La ricerca di stimoli nuovi, è ciò che ha spinto a trasferirsi personaggi come lo scrittore Stefano Jossa, il video-operatore Alessandro Pavone, il presidente dell’Italian Society Angelo Martello, tutti personaggi raccontati in questo libro da Franceschini che, tra un intervista e l’altra non manca di tracciare una sorta di identikit dell’italiano che vive a Londra, <nel libro parlo di anglomani, italo-trash e londoners. Gli anglomani sono quelli che vogliono a tutti i costi imitare gli inglesi quasi facendo finta di non essere italiani e spesso rendendosi ridicoli; gli italo-trash sono quegli italiani che invece non fanno altro che parlare male dell’Inghilterra con le sue regole inflessibili e il clima freddo, rimpiangono la colazione al bar sotto casa e si fa quasi fatica a capire il perché si siano trasferiti. I Londinesi, infine, sono coloro che, spesso dopo qualche anno di vita qui, si trasformano, perdendo quelle caratteristiche che ci fanno riconoscere ad un occhio esterno, non vestono più griffato ma portano il meglio dell’italianità oltremanica, conservando le caratteristiche migliori ma adattandosi ed integrandosi perfettamente con la società inglese>
Una trasformazione quella raccontata dall’autore che esprime bene Teresa, il personaggio protagonista dell’ultimo capitolo del libro. Il capitolo si chiama “Mind the Gap”
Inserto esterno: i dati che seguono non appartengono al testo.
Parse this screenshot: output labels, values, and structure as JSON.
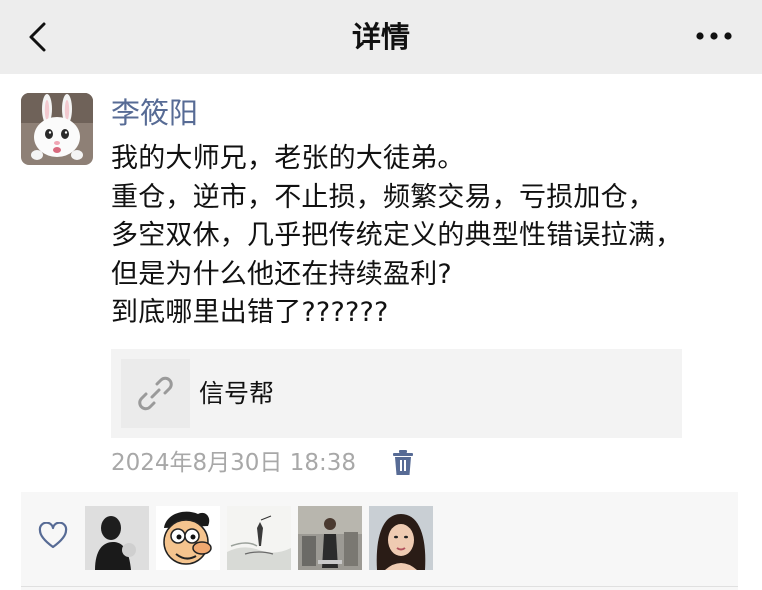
{
  "navbar": {
    "back_icon": "chevron-left-icon",
    "title": "详情",
    "more_icon": "more-dots-icon"
  },
  "post": {
    "author": "李筱阳",
    "avatar_icon": "white-rabbit-avatar",
    "text_lines": [
      "我的大师兄，老张的大徒弟。",
      "重仓，逆市，不止损，频繁交易，亏损加仓，",
      "多空双休，几乎把传统定义的典型性错误拉满，",
      "但是为什么他还在持续盈利?",
      "到底哪里出错了??????"
    ],
    "link": {
      "icon": "link-icon",
      "title": "信号帮"
    },
    "timestamp": "2024年8月30日 18:38",
    "delete_icon": "trash-icon"
  },
  "likes": {
    "icon": "heart-outline-icon",
    "avatars": [
      "person-silhouette-avatar",
      "cartoon-face-avatar",
      "ink-landscape-avatar",
      "gym-photo-avatar",
      "woman-selfie-avatar"
    ]
  },
  "colors": {
    "navbar_bg": "#ededed",
    "author_link": "#576b95",
    "timestamp": "#a8a8a8",
    "delete_icon": "#576b95"
  }
}
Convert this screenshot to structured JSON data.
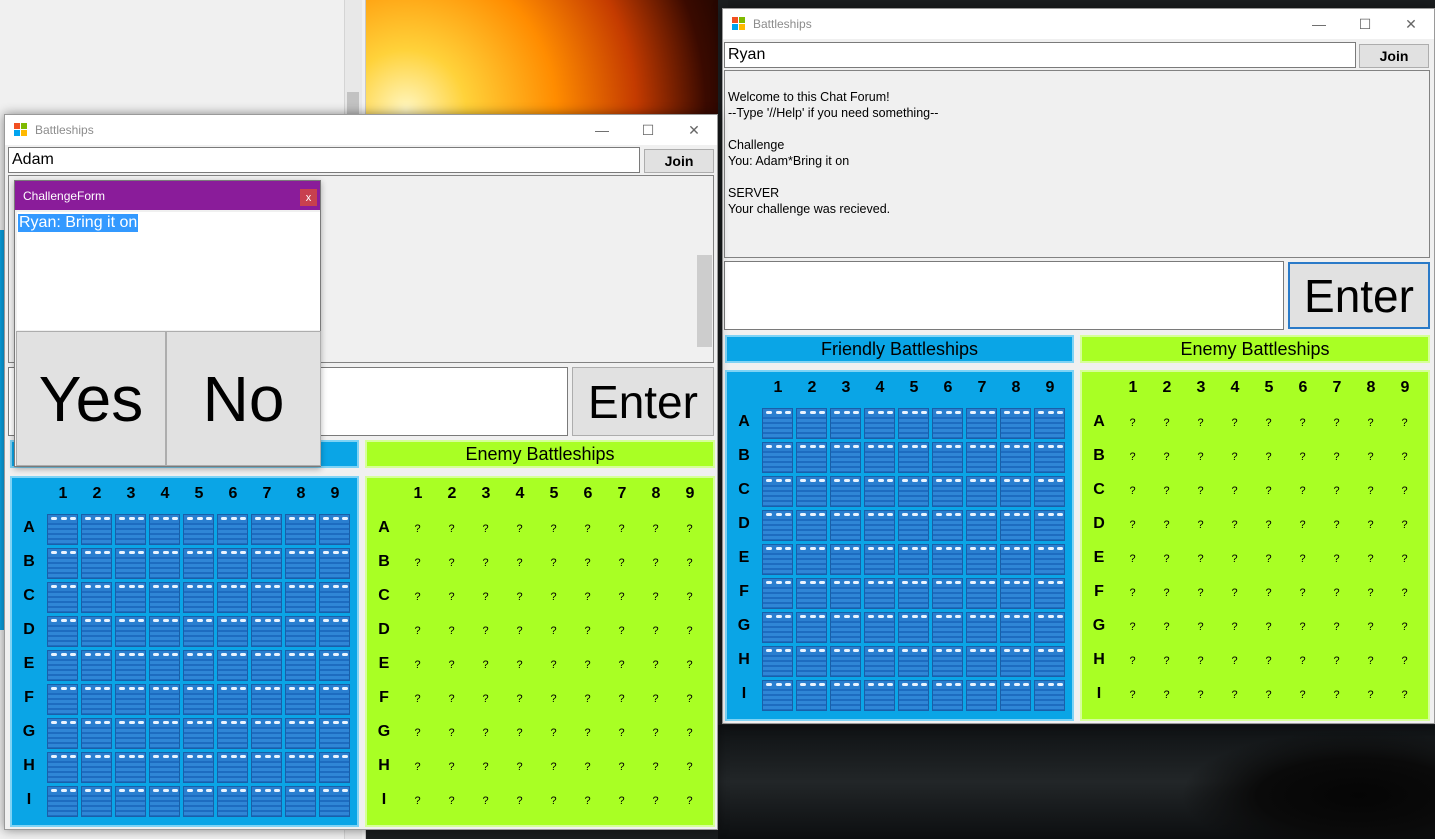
{
  "colors": {
    "friendly": "#0aa5e6",
    "enemy": "#a9ff24",
    "challenge_title": "#8a1c9a",
    "close_red": "#c8404e",
    "selection": "#3399ff"
  },
  "grid": {
    "columns": [
      "1",
      "2",
      "3",
      "4",
      "5",
      "6",
      "7",
      "8",
      "9"
    ],
    "rows": [
      "A",
      "B",
      "C",
      "D",
      "E",
      "F",
      "G",
      "H",
      "I"
    ],
    "unknown_marker": "?"
  },
  "window_left": {
    "title": "Battleships",
    "name_value": "Adam",
    "join_label": "Join",
    "enter_label": "Enter",
    "enemy_label": "Enemy Battleships"
  },
  "window_right": {
    "title": "Battleships",
    "name_value": "Ryan",
    "join_label": "Join",
    "enter_label": "Enter",
    "friendly_label": "Friendly Battleships",
    "enemy_label": "Enemy Battleships",
    "chat_lines": [
      "Welcome to this Chat Forum!",
      "--Type '//Help' if you need something--",
      "",
      "Challenge",
      "You: Adam*Bring it on",
      "",
      "SERVER",
      "Your challenge was recieved."
    ]
  },
  "challenge_form": {
    "title": "ChallengeForm",
    "close_label": "x",
    "message": "Ryan: Bring it on",
    "yes_label": "Yes",
    "no_label": "No"
  },
  "icons": {
    "window_controls": [
      "minimize-icon",
      "maximize-icon",
      "close-icon"
    ],
    "app": "battleships-app-icon",
    "water": "water-tile-icon"
  }
}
<“Mind the gap” sta scritto sul bordo della pensilina di ogni stazione della metropolitana di Londra. “Mind the gap”, ripete la voce metallica del conducente del metrò ogni volta che si aprono le porte delle carrozze. È un avvertimento ai passeggeri. Significa: state attenti allo spazio fra il treno e la pensilina, state attenti a non finire intrappolati in quel buco, fate un saltello, se necessario, e andrà tutto bene. Ma la frase, in inglese, può avere anche un altro significato. Può voler dire: fate attenzione alla differenza. Notatela>.
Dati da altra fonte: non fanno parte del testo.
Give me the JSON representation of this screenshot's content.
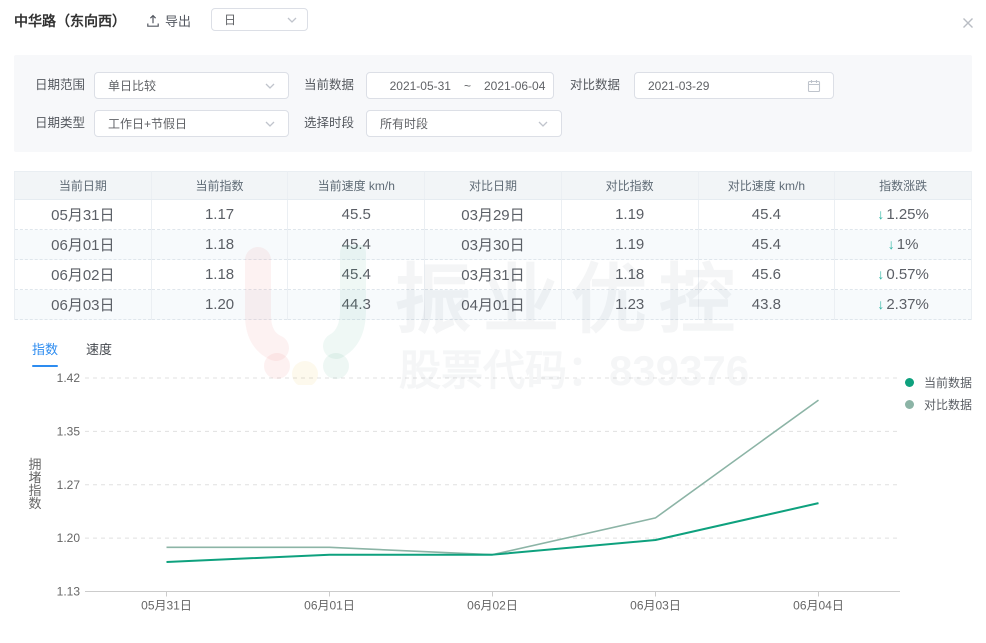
{
  "header": {
    "title": "中华路（东向西）",
    "export_label": "导出",
    "granularity": {
      "value": "日"
    }
  },
  "filters": {
    "date_range": {
      "label": "日期范围",
      "value": "单日比较"
    },
    "current_data": {
      "label": "当前数据",
      "start": "2021-05-31",
      "separator": "~",
      "end": "2021-06-04"
    },
    "compare_data": {
      "label": "对比数据",
      "value": "2021-03-29"
    },
    "date_type": {
      "label": "日期类型",
      "value": "工作日+节假日"
    },
    "time_period": {
      "label": "选择时段",
      "value": "所有时段"
    }
  },
  "table": {
    "columns": [
      "当前日期",
      "当前指数",
      "当前速度 km/h",
      "对比日期",
      "对比指数",
      "对比速度 km/h",
      "指数涨跌"
    ],
    "rows": [
      {
        "cells": [
          "05月31日",
          "1.17",
          "45.5",
          "03月29日",
          "1.19",
          "45.4"
        ],
        "change": "1.25%",
        "direction": "down"
      },
      {
        "cells": [
          "06月01日",
          "1.18",
          "45.4",
          "03月30日",
          "1.19",
          "45.4"
        ],
        "change": "1%",
        "direction": "down"
      },
      {
        "cells": [
          "06月02日",
          "1.18",
          "45.4",
          "03月31日",
          "1.18",
          "45.6"
        ],
        "change": "0.57%",
        "direction": "down"
      },
      {
        "cells": [
          "06月03日",
          "1.20",
          "44.3",
          "04月01日",
          "1.23",
          "43.8"
        ],
        "change": "2.37%",
        "direction": "down"
      }
    ],
    "down_arrow": "↓"
  },
  "watermark": {
    "brand": "振业优控",
    "stock": "股票代码：839376"
  },
  "tabs": [
    {
      "label": "指数",
      "active": true
    },
    {
      "label": "速度",
      "active": false
    }
  ],
  "chart_data": {
    "type": "line",
    "x": [
      "05月31日",
      "06月01日",
      "06月02日",
      "06月03日",
      "06月04日"
    ],
    "series": [
      {
        "name": "当前数据",
        "color": "#0ea17e",
        "values": [
          1.17,
          1.18,
          1.18,
          1.2,
          1.25
        ]
      },
      {
        "name": "对比数据",
        "color": "#8cb4a6",
        "values": [
          1.19,
          1.19,
          1.18,
          1.23,
          1.39
        ]
      }
    ],
    "ylabel": "拥堵指数",
    "yticks": [
      1.13,
      1.2,
      1.27,
      1.35,
      1.42
    ],
    "ylim": [
      1.13,
      1.42
    ],
    "grid": "horizontal-dashed",
    "legend_position": "right"
  },
  "colors": {
    "accent_blue": "#2d8cf0",
    "down_green": "#2db5a3"
  }
}
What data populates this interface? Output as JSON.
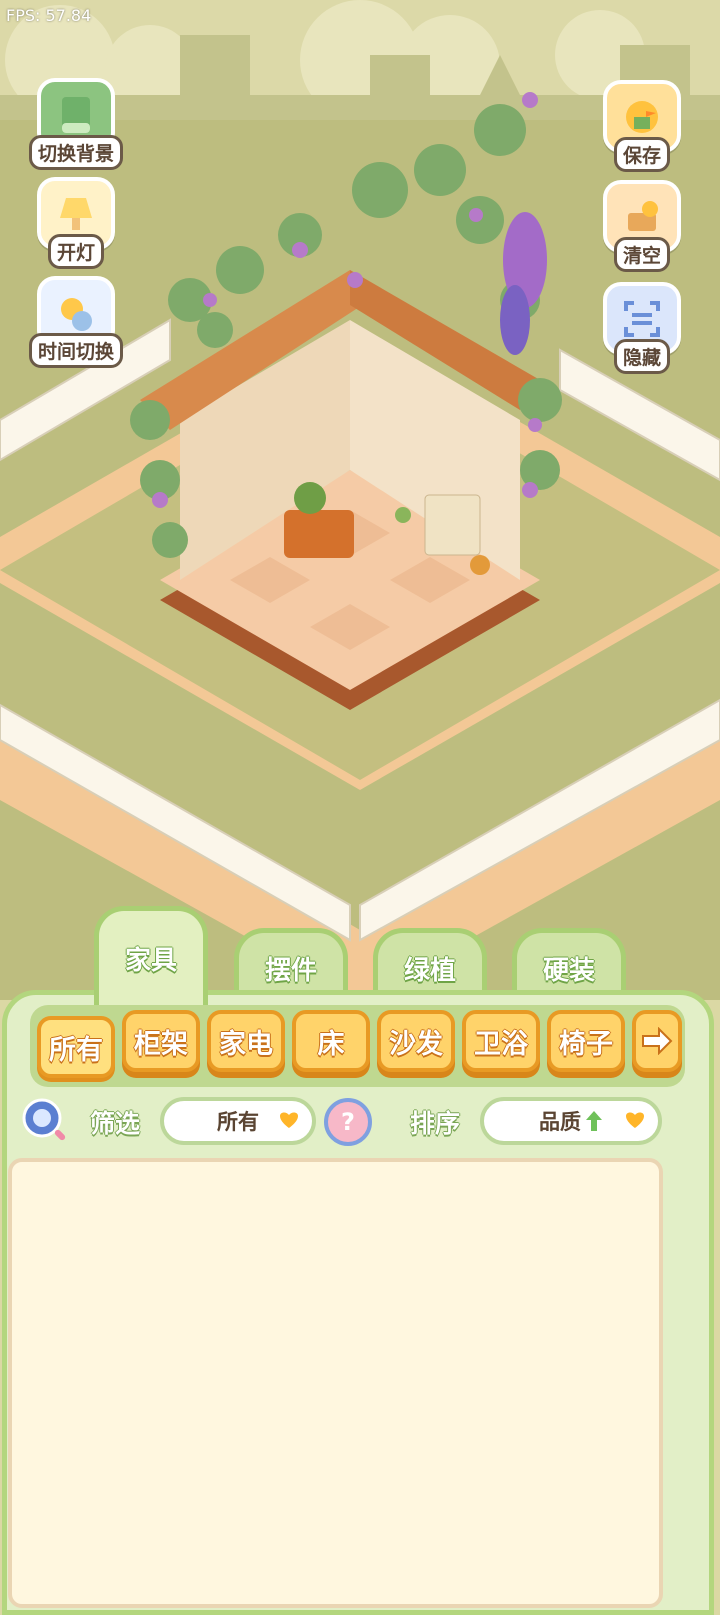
{
  "hud": {
    "fps": "FPS: 57.84"
  },
  "left_buttons": [
    {
      "label": "切换背景",
      "icon": "background-scroll-icon"
    },
    {
      "label": "开灯",
      "icon": "lamp-icon"
    },
    {
      "label": "时间切换",
      "icon": "sun-moon-icon"
    }
  ],
  "right_buttons": [
    {
      "label": "保存",
      "icon": "duck-save-icon"
    },
    {
      "label": "清空",
      "icon": "duck-clear-icon"
    },
    {
      "label": "隐藏",
      "icon": "hide-frame-icon"
    }
  ],
  "tabs": [
    {
      "label": "家具",
      "active": true
    },
    {
      "label": "摆件",
      "active": false
    },
    {
      "label": "绿植",
      "active": false
    },
    {
      "label": "硬装",
      "active": false
    }
  ],
  "categories": [
    {
      "label": "所有",
      "active": true
    },
    {
      "label": "柜架"
    },
    {
      "label": "家电"
    },
    {
      "label": "床"
    },
    {
      "label": "沙发"
    },
    {
      "label": "卫浴"
    },
    {
      "label": "椅子"
    }
  ],
  "filter": {
    "label": "筛选",
    "value": "所有"
  },
  "sort": {
    "label": "排序",
    "value": "品质"
  },
  "colors": {
    "tab_green": "#a9cf73",
    "category_orange": "#ffd36a",
    "panel_bg": "#e2efc7",
    "list_bg": "#fff7df"
  }
}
E questa immagine finale, il salto tra la banchina e la carrozza può forse descrivere molto bene anche il salto che molti degli italiani che decidono di trasferirsi, si apprestano a fare. Perché che si parli di professori, camerieri, insegnanti, infermieri o dottori, di certo c’è che Londra per tutti rappresenta un cambiamento, un salto da una realtà all’altra, dall’Italia a Londra che questo libro, Londra, Italia racconta davvero bene.